Friday, May 16, 2014
Atrium Ballroom (Marriott Marquis Atlanta)
J. Fairthorne1 and C. Fisher2, (1)Disability, Telethon Institute for Child Health Research, Perth, Australia, (2)School of Population Health, University of Western Australia, Perth, Australia

Research has identified that mothers of children with autism spectrum disorder (autism) and intellectual disability (ID) have a lower Quality of Life (QoL) than other mothers.


We aimed to:  

  • explore QoL in mothers of children with autism and ID
  • identify the factors which impacted their QoL
  • document  the mothers suggestions  of  services to improve  their QoL


Hermeneutic phenomenology provided the framework for this qualitative study.  Sixteen mothers of 11-24 year old children with autism and ID undertook in-depth interviews of approximately one hour. Individually, the first author asked mothers open-ended questions pertaining to their lived experience of caring for their child or children with autism and ID. The mothers were also asked to reflect on how they considered their QoL might be and might have been improved. To elicit the essences of their experiences, their responses were analysed for significant statements which were clustered together into categories and abstracted to themes. 

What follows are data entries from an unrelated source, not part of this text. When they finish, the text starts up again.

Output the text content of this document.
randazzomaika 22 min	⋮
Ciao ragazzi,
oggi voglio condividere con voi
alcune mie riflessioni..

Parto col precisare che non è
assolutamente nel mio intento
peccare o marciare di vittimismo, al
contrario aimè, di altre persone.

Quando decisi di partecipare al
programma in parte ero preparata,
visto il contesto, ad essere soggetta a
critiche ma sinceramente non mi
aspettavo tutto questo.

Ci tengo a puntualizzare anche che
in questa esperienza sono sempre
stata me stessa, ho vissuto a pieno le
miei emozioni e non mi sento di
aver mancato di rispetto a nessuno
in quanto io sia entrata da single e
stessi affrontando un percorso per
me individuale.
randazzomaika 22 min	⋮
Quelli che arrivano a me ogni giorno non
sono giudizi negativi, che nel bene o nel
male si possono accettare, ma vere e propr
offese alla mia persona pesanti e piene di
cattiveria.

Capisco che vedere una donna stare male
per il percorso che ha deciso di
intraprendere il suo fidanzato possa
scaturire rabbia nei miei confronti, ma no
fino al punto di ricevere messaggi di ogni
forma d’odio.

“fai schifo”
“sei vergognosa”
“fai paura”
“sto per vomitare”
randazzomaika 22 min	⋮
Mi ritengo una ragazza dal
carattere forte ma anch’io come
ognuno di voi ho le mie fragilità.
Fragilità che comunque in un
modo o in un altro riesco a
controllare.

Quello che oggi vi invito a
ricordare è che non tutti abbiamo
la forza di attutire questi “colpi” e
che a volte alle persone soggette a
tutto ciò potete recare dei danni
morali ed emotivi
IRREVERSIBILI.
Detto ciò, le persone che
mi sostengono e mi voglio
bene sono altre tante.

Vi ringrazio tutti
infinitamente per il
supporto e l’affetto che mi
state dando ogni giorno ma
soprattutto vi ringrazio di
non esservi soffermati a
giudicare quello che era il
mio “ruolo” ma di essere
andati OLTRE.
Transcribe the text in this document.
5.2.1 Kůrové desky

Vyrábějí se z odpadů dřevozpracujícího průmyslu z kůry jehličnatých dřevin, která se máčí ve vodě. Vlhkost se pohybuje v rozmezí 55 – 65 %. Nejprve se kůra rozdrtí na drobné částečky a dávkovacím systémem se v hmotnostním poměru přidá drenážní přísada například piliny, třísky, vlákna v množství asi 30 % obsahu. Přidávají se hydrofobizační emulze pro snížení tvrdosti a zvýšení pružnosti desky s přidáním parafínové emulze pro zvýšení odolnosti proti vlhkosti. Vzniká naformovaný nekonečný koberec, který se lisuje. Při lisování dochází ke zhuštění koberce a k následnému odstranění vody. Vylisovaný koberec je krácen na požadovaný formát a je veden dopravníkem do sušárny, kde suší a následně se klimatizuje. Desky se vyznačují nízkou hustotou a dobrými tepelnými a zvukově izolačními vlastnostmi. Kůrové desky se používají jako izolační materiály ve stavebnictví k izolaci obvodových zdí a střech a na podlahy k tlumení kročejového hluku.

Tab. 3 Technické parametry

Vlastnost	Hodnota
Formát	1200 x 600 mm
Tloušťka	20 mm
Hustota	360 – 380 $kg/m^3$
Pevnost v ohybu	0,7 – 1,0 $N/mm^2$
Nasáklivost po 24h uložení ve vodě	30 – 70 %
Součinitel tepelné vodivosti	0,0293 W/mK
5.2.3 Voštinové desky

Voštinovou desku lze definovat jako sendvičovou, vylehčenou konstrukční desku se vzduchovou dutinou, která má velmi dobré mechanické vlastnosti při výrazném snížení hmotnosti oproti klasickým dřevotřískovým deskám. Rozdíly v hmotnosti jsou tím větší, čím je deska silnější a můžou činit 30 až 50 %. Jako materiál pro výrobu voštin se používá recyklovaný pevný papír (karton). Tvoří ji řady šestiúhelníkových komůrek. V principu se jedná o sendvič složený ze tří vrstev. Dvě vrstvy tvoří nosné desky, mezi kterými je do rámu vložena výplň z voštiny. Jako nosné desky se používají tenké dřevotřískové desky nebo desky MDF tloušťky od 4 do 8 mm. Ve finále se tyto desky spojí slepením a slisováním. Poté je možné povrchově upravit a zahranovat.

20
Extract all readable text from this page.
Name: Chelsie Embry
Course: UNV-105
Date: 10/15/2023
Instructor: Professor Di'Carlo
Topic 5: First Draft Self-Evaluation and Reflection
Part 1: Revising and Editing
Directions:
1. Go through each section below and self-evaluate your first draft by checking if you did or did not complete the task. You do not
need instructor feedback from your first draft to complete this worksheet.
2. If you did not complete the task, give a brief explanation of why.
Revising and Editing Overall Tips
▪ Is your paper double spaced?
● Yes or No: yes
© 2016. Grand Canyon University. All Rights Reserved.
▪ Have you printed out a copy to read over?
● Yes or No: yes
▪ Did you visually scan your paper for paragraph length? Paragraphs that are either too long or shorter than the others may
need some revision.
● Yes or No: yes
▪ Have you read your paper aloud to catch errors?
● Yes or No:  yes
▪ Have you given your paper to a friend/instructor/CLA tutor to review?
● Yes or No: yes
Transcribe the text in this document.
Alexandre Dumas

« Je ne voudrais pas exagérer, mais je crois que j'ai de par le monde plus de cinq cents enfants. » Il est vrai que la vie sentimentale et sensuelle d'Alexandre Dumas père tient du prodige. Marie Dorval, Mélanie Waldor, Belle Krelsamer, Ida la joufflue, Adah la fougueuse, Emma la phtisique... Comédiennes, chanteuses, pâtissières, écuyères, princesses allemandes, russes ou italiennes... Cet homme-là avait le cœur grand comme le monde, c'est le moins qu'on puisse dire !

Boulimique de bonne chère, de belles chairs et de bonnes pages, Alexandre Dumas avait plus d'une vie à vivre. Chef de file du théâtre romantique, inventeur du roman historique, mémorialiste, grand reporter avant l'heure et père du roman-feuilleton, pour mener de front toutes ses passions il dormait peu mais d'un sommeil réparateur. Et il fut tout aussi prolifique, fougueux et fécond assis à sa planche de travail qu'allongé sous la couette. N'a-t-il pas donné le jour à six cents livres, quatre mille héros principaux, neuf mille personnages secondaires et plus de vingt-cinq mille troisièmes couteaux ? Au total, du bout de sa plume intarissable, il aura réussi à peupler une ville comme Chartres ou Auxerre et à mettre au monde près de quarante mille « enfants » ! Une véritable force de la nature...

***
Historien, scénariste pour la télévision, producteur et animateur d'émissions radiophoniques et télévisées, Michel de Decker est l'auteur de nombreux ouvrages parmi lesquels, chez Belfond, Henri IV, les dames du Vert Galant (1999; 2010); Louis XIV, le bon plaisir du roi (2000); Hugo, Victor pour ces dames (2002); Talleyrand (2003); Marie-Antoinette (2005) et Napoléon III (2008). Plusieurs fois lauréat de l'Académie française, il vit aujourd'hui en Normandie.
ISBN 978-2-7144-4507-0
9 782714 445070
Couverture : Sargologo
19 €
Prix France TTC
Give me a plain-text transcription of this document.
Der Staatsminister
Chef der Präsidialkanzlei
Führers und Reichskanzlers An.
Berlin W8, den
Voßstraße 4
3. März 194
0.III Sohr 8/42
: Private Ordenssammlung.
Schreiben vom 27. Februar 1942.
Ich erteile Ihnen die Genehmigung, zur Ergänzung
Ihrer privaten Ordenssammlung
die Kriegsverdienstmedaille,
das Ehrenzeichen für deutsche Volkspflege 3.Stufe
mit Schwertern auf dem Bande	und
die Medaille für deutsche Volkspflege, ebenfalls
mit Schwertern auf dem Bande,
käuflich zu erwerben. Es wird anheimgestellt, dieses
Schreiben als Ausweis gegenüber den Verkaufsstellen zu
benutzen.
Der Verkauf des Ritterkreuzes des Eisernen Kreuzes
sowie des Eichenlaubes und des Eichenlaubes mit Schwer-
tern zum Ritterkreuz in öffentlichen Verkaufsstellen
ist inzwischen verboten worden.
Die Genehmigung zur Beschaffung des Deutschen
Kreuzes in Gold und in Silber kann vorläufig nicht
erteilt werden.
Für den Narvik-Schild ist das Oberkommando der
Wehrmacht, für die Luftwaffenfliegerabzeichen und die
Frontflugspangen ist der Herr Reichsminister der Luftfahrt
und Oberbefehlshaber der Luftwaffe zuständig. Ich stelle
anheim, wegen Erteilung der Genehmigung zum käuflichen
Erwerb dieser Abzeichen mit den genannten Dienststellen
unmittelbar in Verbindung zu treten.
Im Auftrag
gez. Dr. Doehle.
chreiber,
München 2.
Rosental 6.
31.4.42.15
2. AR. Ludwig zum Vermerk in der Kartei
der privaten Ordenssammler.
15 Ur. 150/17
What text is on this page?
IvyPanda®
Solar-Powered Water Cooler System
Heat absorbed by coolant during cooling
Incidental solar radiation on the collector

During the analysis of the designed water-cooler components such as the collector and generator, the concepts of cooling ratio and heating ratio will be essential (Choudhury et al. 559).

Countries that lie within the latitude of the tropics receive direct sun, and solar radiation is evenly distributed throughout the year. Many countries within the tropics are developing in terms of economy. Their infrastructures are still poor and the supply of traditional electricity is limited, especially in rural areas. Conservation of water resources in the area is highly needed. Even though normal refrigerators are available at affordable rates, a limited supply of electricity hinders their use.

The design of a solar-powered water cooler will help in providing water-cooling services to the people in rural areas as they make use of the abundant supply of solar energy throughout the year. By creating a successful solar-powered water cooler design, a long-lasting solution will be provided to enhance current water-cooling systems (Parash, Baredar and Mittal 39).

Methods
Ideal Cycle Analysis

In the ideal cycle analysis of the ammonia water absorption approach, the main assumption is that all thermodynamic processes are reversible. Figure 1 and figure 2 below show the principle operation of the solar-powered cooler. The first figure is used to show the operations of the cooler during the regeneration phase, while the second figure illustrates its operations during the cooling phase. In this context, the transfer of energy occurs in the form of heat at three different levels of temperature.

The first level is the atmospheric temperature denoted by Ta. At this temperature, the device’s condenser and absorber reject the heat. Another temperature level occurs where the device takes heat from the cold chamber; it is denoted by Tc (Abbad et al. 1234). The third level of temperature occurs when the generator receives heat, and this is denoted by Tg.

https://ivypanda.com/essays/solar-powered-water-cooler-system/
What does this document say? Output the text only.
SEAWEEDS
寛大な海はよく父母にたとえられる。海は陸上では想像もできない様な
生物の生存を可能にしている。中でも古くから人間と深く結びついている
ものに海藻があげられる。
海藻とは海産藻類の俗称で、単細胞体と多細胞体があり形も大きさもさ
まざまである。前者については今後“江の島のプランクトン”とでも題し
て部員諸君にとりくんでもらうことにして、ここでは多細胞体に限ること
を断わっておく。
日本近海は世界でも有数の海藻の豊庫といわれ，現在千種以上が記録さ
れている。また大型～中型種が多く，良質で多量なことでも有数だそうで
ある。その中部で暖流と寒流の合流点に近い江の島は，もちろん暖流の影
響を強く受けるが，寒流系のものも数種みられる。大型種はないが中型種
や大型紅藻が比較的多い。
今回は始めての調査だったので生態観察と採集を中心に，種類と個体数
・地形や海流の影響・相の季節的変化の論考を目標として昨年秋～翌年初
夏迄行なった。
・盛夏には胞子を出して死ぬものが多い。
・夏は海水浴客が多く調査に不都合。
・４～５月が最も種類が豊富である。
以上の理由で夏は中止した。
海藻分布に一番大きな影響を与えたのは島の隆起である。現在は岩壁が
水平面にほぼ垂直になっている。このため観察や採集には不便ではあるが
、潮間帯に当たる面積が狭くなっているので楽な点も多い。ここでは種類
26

The three themes identified were Coping with aspects of the child’s disability, Adapting to a changed lifestyle and Surviving the challenges and savouring the rewards. Challenging behaviours were most commonly described as the most difficult aspect of the child’s disability. Adapting to a life consumed by disability and increased social isolation were the most frequently difficulties of the mothers’ changed lifestyle. Most often, surviving the challenges involved detriments to employment, health and relationships. Rewards enjoyed by mothers stemmed from their love for their child, their own personal development, their child’s progress and their increased opportunities to meet exceptional people. Suggested services to improve QoL in these mothers included access to meditation courses, regular comprehensive sitter services and an informal mentoring scheme.  At the time of diagnosis, parents might be provided with a directory which detailed services in the state of residence and information about the disorder.


Mothers of children with autism and ID experience a range of factors that impact their QoL.  To ensure that they are best supported to continue their important role and enjoy an improved QoL, their lived experience and suggestions must be recognised in the planning of all support services and interventions.